As discussed above, the MLE method produces biased results when the MTL tracking configuration is used, when the geometry of the excitation is mis-represented, and when the wrong viscoelastic material model is chosen. However, correcting for these biases does not necessarily improve the clinical utility. It is conceivable that if a standard set of probes, push beam geometries, and tracking settings are used, then these biases can be fixed to a constant value. Still, it should be noted that these biases as presented in Figure 3 are not linear and the degree of the bias is effected by noise (Figure 7). What is more concerning is the effect of model selection on precision as demonstrated in Figure 7. The low SNR standard deviation of the linear elastic model was found to be 230 Pa in this experiment. This is approximately 11% of the mean measurement. At this level of variability, it is conceivable that fibrosis stage may be mis-characterized. Consider that in [5] the F2-F3 patients had a mean elasticity of 2.56 kPa and the F0-F1 patients had a mean elasticity of 2.24 kPa. In this case, the F0-F1 patients have livers that are only 13% less stiff than the F2-F3 patients. This difference is only slightly greater than our measurement variance in the linear estimation case. To improve the precision, two options exist: increase the SNR or choose a better model. While SNR can be improved with larger ROIs this leads to spatial averaging that limits one's ability to detect tissue variation. Alternatively, increasing the number of acquisitions can improve SNR but is limited by physiological motion. Finding a better model is an ideal solution since it allows for fewer acquisitions and smaller ROIs to achieve the same estimate variance.

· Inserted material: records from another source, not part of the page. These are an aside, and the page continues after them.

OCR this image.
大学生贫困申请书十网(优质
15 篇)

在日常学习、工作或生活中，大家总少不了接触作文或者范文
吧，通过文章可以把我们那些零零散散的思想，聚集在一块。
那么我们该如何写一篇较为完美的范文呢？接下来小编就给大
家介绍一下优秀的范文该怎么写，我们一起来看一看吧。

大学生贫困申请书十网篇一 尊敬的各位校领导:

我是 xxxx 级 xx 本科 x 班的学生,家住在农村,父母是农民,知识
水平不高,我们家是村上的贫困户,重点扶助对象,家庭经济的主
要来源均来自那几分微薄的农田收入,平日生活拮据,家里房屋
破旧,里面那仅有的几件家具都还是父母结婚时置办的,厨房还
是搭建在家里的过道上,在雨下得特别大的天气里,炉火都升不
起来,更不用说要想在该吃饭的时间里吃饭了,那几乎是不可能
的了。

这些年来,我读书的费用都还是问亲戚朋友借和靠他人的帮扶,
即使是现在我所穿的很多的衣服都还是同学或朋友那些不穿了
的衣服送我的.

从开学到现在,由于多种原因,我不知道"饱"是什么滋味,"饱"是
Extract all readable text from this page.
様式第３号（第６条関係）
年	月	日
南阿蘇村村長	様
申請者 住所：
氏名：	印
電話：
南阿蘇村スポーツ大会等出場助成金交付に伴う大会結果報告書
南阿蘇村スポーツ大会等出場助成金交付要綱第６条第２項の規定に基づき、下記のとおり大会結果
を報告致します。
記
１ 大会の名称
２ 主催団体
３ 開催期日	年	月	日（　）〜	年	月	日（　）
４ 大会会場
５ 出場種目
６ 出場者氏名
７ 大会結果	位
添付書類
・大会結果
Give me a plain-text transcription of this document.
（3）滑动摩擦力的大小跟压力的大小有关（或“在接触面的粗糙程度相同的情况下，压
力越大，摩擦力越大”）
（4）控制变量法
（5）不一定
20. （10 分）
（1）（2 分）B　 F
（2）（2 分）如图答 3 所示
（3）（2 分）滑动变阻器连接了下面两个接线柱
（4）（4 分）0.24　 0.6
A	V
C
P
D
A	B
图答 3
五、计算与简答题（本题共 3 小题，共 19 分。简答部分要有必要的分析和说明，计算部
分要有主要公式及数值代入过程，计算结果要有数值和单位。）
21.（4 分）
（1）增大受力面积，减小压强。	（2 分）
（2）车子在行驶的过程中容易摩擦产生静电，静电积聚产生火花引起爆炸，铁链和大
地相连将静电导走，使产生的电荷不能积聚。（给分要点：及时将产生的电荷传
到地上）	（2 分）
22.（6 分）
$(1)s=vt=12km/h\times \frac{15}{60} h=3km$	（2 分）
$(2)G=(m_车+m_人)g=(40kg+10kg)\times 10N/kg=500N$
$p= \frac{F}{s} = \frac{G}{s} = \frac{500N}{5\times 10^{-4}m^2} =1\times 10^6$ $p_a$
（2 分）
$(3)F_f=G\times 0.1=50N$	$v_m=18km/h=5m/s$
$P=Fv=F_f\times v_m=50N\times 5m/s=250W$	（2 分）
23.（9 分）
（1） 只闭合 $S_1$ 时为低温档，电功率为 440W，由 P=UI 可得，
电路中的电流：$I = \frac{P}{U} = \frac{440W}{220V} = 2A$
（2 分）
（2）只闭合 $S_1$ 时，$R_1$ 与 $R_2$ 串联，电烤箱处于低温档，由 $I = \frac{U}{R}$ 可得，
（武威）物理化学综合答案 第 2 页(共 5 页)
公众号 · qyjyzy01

VI. Conclusions and Future Work

A new viscoelastographic technique known as STL-VE has been introduced. The method was rigorously developed from the underlying physical model and application of estimation theory and was implemented as a GPU accelerated software package providing massive parallel processing. Simulations demonstrated accurate modulus reconstruction using the STL-VE method when excitation geometry is matched to that assumed in the model. The effect of geometry mismatch and changing imaging parameters, such as the tracking offset, was characterized. Additionally, we showed the effect of noise and signal truncation on the performance of STL-VE. In ex-vivo experiments, good agreement between the STL-VE MLE model and the shear wave data produced through the imaging of bovine liver was observed. Finally, the critical role of imaging using the STL beam sequence rather than the MTL beam sequence for viscosity estimation was demonstrated. In our future work, we will examine the possibility of staging liver fibrosis using STL-VE both in tissue and in matched simulations. Matched simulations will allow us to determine how biases introduced by geometric and material model uncertainty might effect fibrosis stage cut-off. Additionally, the effects of inhomogeneity and non-Gaussian noise sources will be investigated. Finally, the utility of alternative viscoelastic models in the STL-VE reconstruction algorithm will be investigated.